Don Bass

No. 84, 88
- Positions: Wide receiver, tight end

Personal information
- Born: March 11, 1956 Fort Worth, Texas, U.S.
- Died: October 26, 1989 (aged 33) Waxahachie, Texas, U.S.
- Listed height: 6 ft 2 in (1.88 m)
- Listed weight: 219 lb (99 kg)

Career information
- College: Houston
- NFL draft: 1978: 3rd round, 83rd overall pick

Career history
- Cincinnati Bengals (1978–1981); New Orleans Saints (1982);

Awards and highlights
- First-team All-SWC (1977);

Career NFL statistics
- Receptions: 117
- Receiving yards: 1,580
- Receiving touchdowns: 13
- Stats at Pro Football Reference

= Don Bass (American football) =

American football player (1956–1989)

Donald Wayne Bass (March 11, 1956 – October 26, 1989) was an American professional football tight end in the National Football League (NFL). He played five seasons for the Cincinnati Bengals from 1978 to 1981 and the New Orleans Saints in 1982. He played college football at the University of Houston. He has two living children. In his four seasons at Houston, Bass caught 105 passes for 1,821 yards and 16 touchdowns. Bass was selected by the Bengals in the third round of the 1978 NFL draft.
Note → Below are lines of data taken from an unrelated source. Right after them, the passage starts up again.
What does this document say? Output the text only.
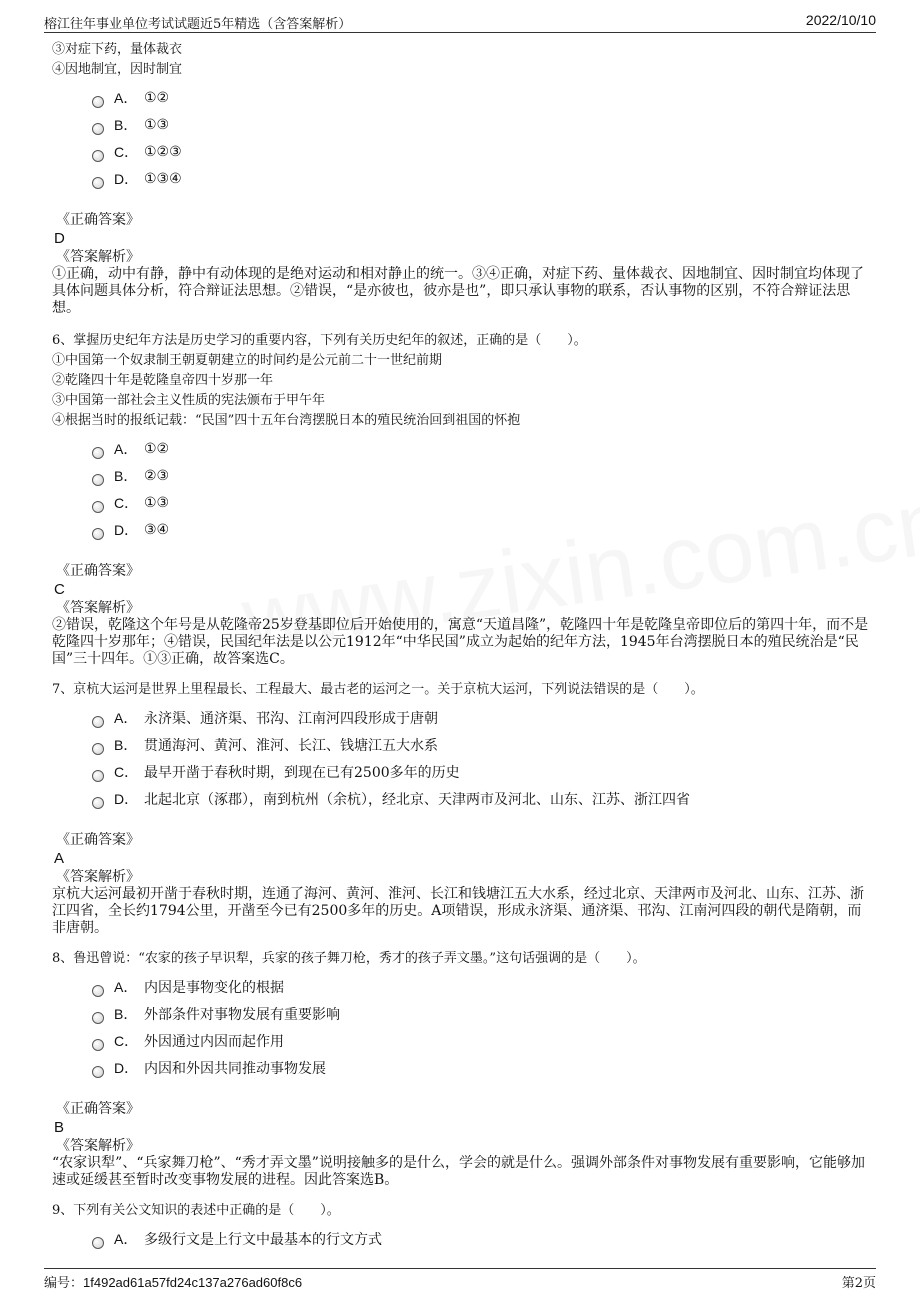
榕江往年事业单位考试试题近5年精选（含答案解析）	2022/10/10
③对症下药，量体裁衣
④因地制宜，因时制宜
A． ①②
B． ①③
C． ①②③
D． ①③④
《正确答案》
D
《答案解析》
①正确，动中有静，静中有动体现的是绝对运动和相对静止的统一。③④正确，对症下药、量体裁衣、因地制宜、因时制宜均体现了具体问题具体分析，符合辩证法思想。②错误，“是亦彼也，彼亦是也”，即只承认事物的联系，否认事物的区别，不符合辩证法思想。
6、掌握历史纪年方法是历史学习的重要内容，下列有关历史纪年的叙述，正确的是（　　）。
①中国第一个奴隶制王朝夏朝建立的时间约是公元前二十一世纪前期
②乾隆四十年是乾隆皇帝四十岁那一年
③中国第一部社会主义性质的宪法颁布于甲午年
④根据当时的报纸记载：“民国”四十五年台湾摆脱日本的殖民统治回到祖国的怀抱
A． ①②
B． ②③
C． ①③
D． ③④
《正确答案》
C
《答案解析》
②错误，乾隆这个年号是从乾隆帝25岁登基即位后开始使用的，寓意“天道昌隆”，乾隆四十年是乾隆皇帝即位后的第四十年，而不是乾隆四十岁那年；④错误，民国纪年法是以公元1912年“中华民国”成立为起始的纪年方法，1945年台湾摆脱日本的殖民统治是“民国”三十四年。①③正确，故答案选C。
7、京杭大运河是世界上里程最长、工程最大、最古老的运河之一。关于京杭大运河，下列说法错误的是（　　）。
A． 永济渠、通济渠、邗沟、江南河四段形成于唐朝
B． 贯通海河、黄河、淮河、长江、钱塘江五大水系
C． 最早开凿于春秋时期，到现在已有2500多年的历史
D． 北起北京（涿郡），南到杭州（余杭），经北京、天津两市及河北、山东、江苏、浙江四省
《正确答案》
A
《答案解析》
京杭大运河最初开凿于春秋时期，连通了海河、黄河、淮河、长江和钱塘江五大水系，经过北京、天津两市及河北、山东、江苏、浙江四省，全长约1794公里，开凿至今已有2500多年的历史。A项错误，形成永济渠、通济渠、邗沟、江南河四段的朝代是隋朝，而非唐朝。
8、鲁迅曾说：“农家的孩子早识犁，兵家的孩子舞刀枪，秀才的孩子弄文墨。”这句话强调的是（　　）。
A． 内因是事物变化的根据
B． 外部条件对事物发展有重要影响
C． 外因通过内因而起作用
D． 内因和外因共同推动事物发展
《正确答案》
B
《答案解析》
“农家识犁”、“兵家舞刀枪”、“秀才弄文墨”说明接触多的是什么，学会的就是什么。强调外部条件对事物发展有重要影响，它能够加速或延缓甚至暂时改变事物发展的进程。因此答案选B。
9、下列有关公文知识的表述中正确的是（　　）。
A． 多级行文是上行文中最基本的行文方式
编号：1f492ad61a57fd24c137a276ad60f8c6	第2页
Bass went on to catch 117 passes for 1,580 yards and 13 touchdowns over his first three seasons. He did not have any regular season receptions in his last two years, though he did catch a touchdown pass in the Bengals 1981 win over the San Diego Chargers in the AFC championship game. He also recovered a fumbled kickoff return in that game.

In October 1989, Bass was shot and killed by Darrell Billingslea, after Bass allegedly told police to search Billingslea's motel room for drugs. Billingslea was convicted of killing Bass in 1990 while serving a 25-year prison sentence for another murder. He was paroled in 2007 and was convicted of a third murder in 2009, resulting in a 50-year prison sentence on top of the 11 years left for the original killings.